Steve Fallon started out as a chartered accountant, but having got close to the petrol retailing industry through his work with accountants EK Williams, he fancied he could make a good living out of it and decided to jump in himself.
A successful partnership arrangement with a colleague, which began in the mid-80s, saw him involved with the running of six Shell licensee sites in the Manchester area (officially three each)by the start of the 90s. He transformed his sites into profitable operations and was doing very well thankyou. Then in June 1990, in a presentation at the NEC, Birmingham, along came the Shell Share franchise, and a new site format. “The general opinion was that Shell had a market leader and was going to take the market by storm,” says Steve.
While halfway through the obligatory training course that followed, Steve was approached by a Shell regional manager asking for help. “He wanted me to take on a closed site in Bolton where the retailer had failed the course. I was reassured that I was scoring highly and would pass the course no problem. His words were ‘this is where your future is going to be’. I saw this as Shell rewarding me for having helped out by turning round badly run sites. I discussed it with my family and went for it. The figures Shell gave me suggested I was going to make a lot of money, so I didn’t need the other sites.”
However, what he didn’t know, and would find out to his cost later, was that the figures were flawed. “I was told that in the first year the site would do 3.2 million litres and shop sales would increase 75 per cent to £3,500 a week. Plus we would have substantial car washing. In reality the volume struggled to get to two million and the shop hovered at around £2,300. And I had no car wash for six months.”
Steve soon got into trouble. The projected £40,000 profit turned into a £40,000 loss. He spoke to anyone and everyone at Shell about the problems, but he felt there had been a culture change with the introduction of Share and everyone’s hands were tied. However, his previous good experiences with the Shell personnel meant he had no reason not to trust their judgement, and in December 1991 he made the costly mistake of accepting reassurances that things would get better – and he continued. But so did the problems. His last day of trading was April 5, 1991. He had spent £30,000 on the franchise, and his overdraft was running at £115,000. He went into voluntary liquidation.
“I felt angry and frustated.
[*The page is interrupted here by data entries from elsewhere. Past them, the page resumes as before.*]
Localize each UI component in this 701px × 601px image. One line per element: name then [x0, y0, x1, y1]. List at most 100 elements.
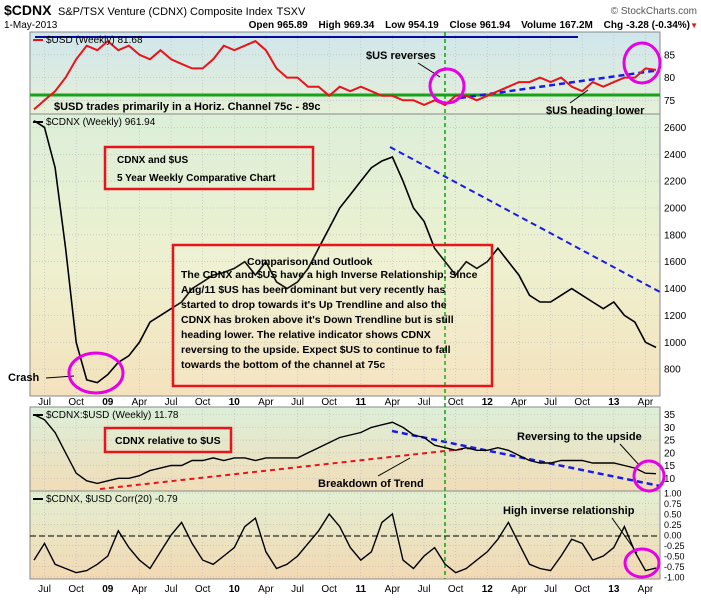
annotation-high-inverse: High inverse relationship: [503, 505, 635, 517]
chart-date: 1-May-2013: [4, 20, 58, 31]
highlight-usd-top-right: [622, 41, 662, 85]
usd-y-tick-label: 80: [664, 73, 676, 84]
corr-legend: $CDNX, $USD Corr(20) -0.79: [46, 494, 178, 505]
x-tick-label: Jul: [544, 397, 557, 408]
cdnx-y-tick-label: 1400: [664, 284, 687, 295]
ratio-y-tick-label: 35: [664, 410, 676, 421]
box-title-line2: 5 Year Weekly Comparative Chart: [117, 173, 276, 184]
index-name: S&P/TSX Venture (CDNX) Composite Index TS…: [58, 6, 306, 18]
annotation-box-title: [103, 145, 315, 191]
x-tick-label: 12: [482, 584, 494, 595]
x-tick-label: Apr: [638, 397, 654, 408]
highlight-usd-reverses: [428, 67, 466, 105]
price-readout: Open 965.89 High 969.34 Low 954.19 Close 961…: [249, 20, 690, 31]
copyright: © StockCharts.com: [611, 6, 697, 17]
x-tick-label: Jul: [38, 397, 51, 408]
usd-legend: $USD (Weekly) 81.68: [46, 35, 143, 46]
x-tick-label: Jul: [165, 397, 178, 408]
correlation-y-tick-label: 0.75: [664, 499, 682, 509]
x-tick-label: 11: [356, 584, 367, 595]
x-tick-label: Apr: [385, 397, 401, 408]
x-tick-label: Jul: [165, 584, 178, 595]
x-tick-label: 10: [229, 397, 241, 408]
x-tick-label: 12: [482, 397, 494, 408]
correlation-y-tick-label: -1.00: [664, 572, 685, 582]
annotation-usd-channel: $USD trades primarily in a Horiz. Channe…: [54, 101, 321, 113]
x-tick-label: Oct: [321, 584, 337, 595]
grid-lines: [30, 32, 660, 579]
outlook-line-1: The CDNX and $US have a high Inverse Rel…: [181, 269, 478, 281]
usd-line: [33, 39, 657, 111]
y-tick-labels: 75 80 85 800 1000 1200 1400 1600 1800 2000 2200 240…: [664, 50, 687, 582]
x-tick-label: Apr: [638, 584, 654, 595]
x-tick-label: Jul: [544, 584, 557, 595]
outlook-line-2: Aug/11 $US has been dominant but very re…: [181, 284, 445, 296]
relative-box-label: CDNX relative to $US: [115, 435, 221, 447]
correlation-line: [33, 512, 657, 574]
x-tick-label: Jul: [418, 397, 431, 408]
x-tick-label: Apr: [511, 584, 527, 595]
cdnx-y-tick-label: 800: [664, 365, 681, 376]
ratio-y-tick-label: 15: [664, 461, 676, 472]
annotation-box-outlook: [171, 243, 494, 388]
highlight-ratio-reversal: [632, 459, 666, 493]
x-tick-label: Apr: [132, 584, 148, 595]
x-tick-label: Oct: [574, 397, 590, 408]
annotation-reversing-up: Reversing to the upside: [517, 431, 642, 443]
ratio-down-trendline: [391, 429, 661, 488]
annotation-usd-reverses: $US reverses: [366, 50, 436, 62]
cdnx-y-tick-label: 2600: [664, 123, 687, 134]
cdnx-down-trendline: [389, 146, 661, 293]
x-tick-label: Oct: [321, 397, 337, 408]
outlook-line-7: towards the bottom of the channel at 75c: [181, 359, 385, 371]
outlook-line-5: heading lower. The relative indicator sh…: [181, 329, 431, 341]
annotation-usd-heading-lower: $US heading lower: [546, 105, 645, 117]
annotation-breakdown: Breakdown of Trend: [318, 478, 424, 490]
x-tick-label: Oct: [68, 584, 84, 595]
ratio-line: [33, 413, 657, 485]
ratio-legend: $CDNX:$USD (Weekly) 11.78: [46, 410, 179, 421]
ratio-y-tick-label: 10: [664, 474, 676, 485]
x-tick-label: Oct: [195, 397, 211, 408]
symbol: $CDNX: [4, 2, 52, 18]
x-tick-label: 09: [102, 397, 114, 408]
x-tick-label: Jul: [38, 584, 51, 595]
ratio-y-tick-label: 20: [664, 448, 676, 459]
chg-down-icon: ▼: [690, 21, 698, 30]
annotation-crash: Crash: [8, 372, 39, 384]
cdnx-y-tick-label: 1800: [664, 230, 687, 241]
x-tick-label: 10: [229, 584, 241, 595]
x-tick-label: Apr: [258, 397, 274, 408]
x-tick-label: 13: [608, 397, 620, 408]
x-tick-label: 09: [102, 584, 114, 595]
x-tick-label: Oct: [195, 584, 211, 595]
outlook-line-4: CDNX has broken above it's Down Trendlin…: [181, 314, 454, 326]
usd-y-tick-label: 75: [664, 96, 676, 107]
cdnx-y-tick-label: 2200: [664, 177, 687, 188]
cdnx-line: [33, 120, 657, 384]
correlation-y-tick-label: -0.75: [664, 562, 685, 572]
outlook-title: Comparison and Outlook: [247, 256, 373, 268]
correlation-y-tick-label: -0.50: [664, 551, 685, 561]
cdnx-y-tick-label: 1600: [664, 257, 687, 268]
x-tick-label: Apr: [258, 584, 274, 595]
usd-heading-lower-pointer: [569, 89, 589, 104]
cdnx-y-tick-label: 1000: [664, 338, 687, 349]
x-tick-label: Jul: [291, 584, 304, 595]
ratio-y-tick-label: 25: [664, 436, 676, 447]
correlation-y-tick-label: 0.00: [664, 531, 682, 541]
cdnx-y-tick-label: 2400: [664, 150, 687, 161]
x-tick-label: Apr: [385, 584, 401, 595]
correlation-y-tick-label: 0.25: [664, 520, 682, 530]
highlight-correlation-low: [623, 547, 661, 579]
cdnx-y-tick-label: 1200: [664, 311, 687, 322]
annotation-box-relative: [103, 426, 233, 454]
box-title-line1: CDNX and $US: [117, 155, 188, 166]
usd-y-tick-label: 85: [664, 50, 676, 61]
x-tick-label: Oct: [448, 397, 464, 408]
high-inverse-pointer: [611, 517, 638, 554]
cdnx-legend: $CDNX (Weekly) 961.94: [46, 117, 156, 128]
x-tick-label: 11: [356, 397, 367, 408]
I was 35 and on the scrapheap,” says Steve. After some unsuccessful attempts at finding a fulfilling job, he went on the dole while he pondered his next move. Then a friend gave him a photocopy of a famous case – Esso versus Mardon – which was a classic case of misrepresentation. It took him 12 years, but the retailer won...
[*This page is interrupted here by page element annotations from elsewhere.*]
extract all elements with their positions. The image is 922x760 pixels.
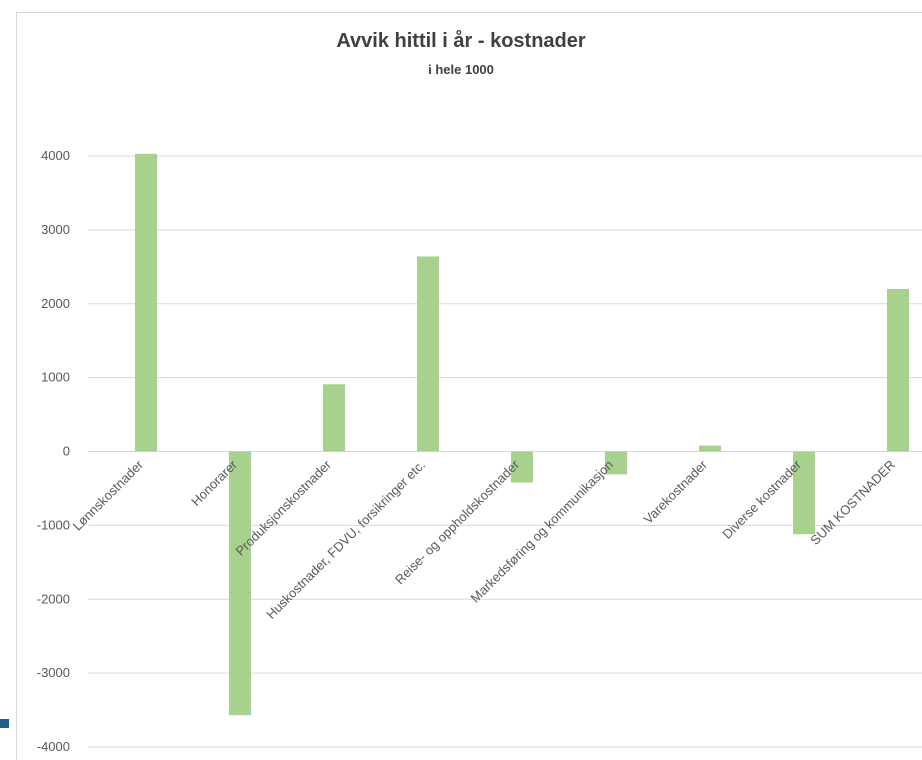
y-tick-label: -1000 (37, 517, 70, 532)
y-tick-label: -4000 (37, 739, 70, 754)
bar (135, 153, 157, 452)
chart-subtitle: i hele 1000 (428, 62, 494, 77)
chart-area (16, 12, 922, 760)
y-tick-label: -3000 (37, 665, 70, 680)
gridlines (88, 155, 922, 748)
category-label: Huskostnader, FDVU, forsikringer etc. (263, 457, 428, 622)
y-axis-ticks: 4000 3000 2000 1000 0 -1000 -2000 -3000 -4000 (37, 148, 70, 754)
bar (417, 256, 439, 452)
category-label: Diverse kostnader (719, 457, 804, 542)
category-label: SUM KOSTNADER (807, 457, 898, 548)
bar (605, 451, 627, 475)
category-labels: Lønnskostnader HonorarerProduksjonskostna… (70, 457, 899, 622)
y-tick-label: 3000 (41, 222, 70, 237)
bar (229, 451, 251, 716)
bar (887, 288, 909, 452)
bar (793, 451, 815, 535)
chart-title: Avvik hittil i år - kostnader (336, 30, 586, 52)
bars (135, 153, 909, 716)
bar (699, 445, 721, 452)
y-tick-label: 1000 (41, 370, 70, 385)
y-tick-label: 0 (63, 444, 70, 459)
y-tick-label: -2000 (37, 591, 70, 606)
bar (511, 451, 533, 483)
bar (323, 384, 345, 452)
y-tick-label: 2000 (41, 296, 70, 311)
side-marker (0, 719, 9, 728)
y-tick-label: 4000 (41, 148, 70, 163)
category-label: Varekostnader (640, 457, 710, 527)
category-label: Lønnskostnader (70, 457, 147, 534)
“In July 1992 we issued a writ against Shell. It was swatted away but we fought on. Delaying tactics by Shell meant it took us until November 1999 to get into court. We had to prove that the figures Shell had provided for the site had been produced recklessly.
“We had a two-day hearing at a high court in London, where Shell had brought five or six witnesses, a forensic accountant, a barrister, solicitors – everybody. For the first day and a half, I gave my evidence and was cross-examined. After the recess for lunch on day two it was Shell’s turn... the company offered no evidence. The judge was absolutely horrified. Dragging it out for all those years had just been a tactic to make us give up and run out of money. On top of that there was an attempt to settle the case just as it was about to start in court. The words were: ‘We’ve offered £50,000, I suggest you take it because you’re going to lose.’ It was like a bombshell. I told the barrister to carry on and throw everything at it.”
The judgement against Shell was fraudulent misrepresentation. But sadly that wasn’t the end of the story. “Shell had been crafty in asking for a split trial – the first to decide liability and the second to decide quantum for damages,” says Steve. “It took another 12 months to get to court. The judge reserved judgement because he was utterly confused. He came up with the scenario that because I carried on after December 1991 I had acted recklessly and failed to mitigate my losses. That meant the losses after that point were excluded from the award. On a claim worth £300,000 I was awarded £40,000. And because Shell had paid an amount – £75,000 – into court years earlier which exceeded my award, I got nothing.” Ironically for Steve the remaining Shell Share operators were later given generous compensation and the scheme brought to an end.
His advice? “Don’t sign any deal with a major oil company. They’ve got very deep pockets, and they always want to win. It doesn’t matter whether they are right or not.”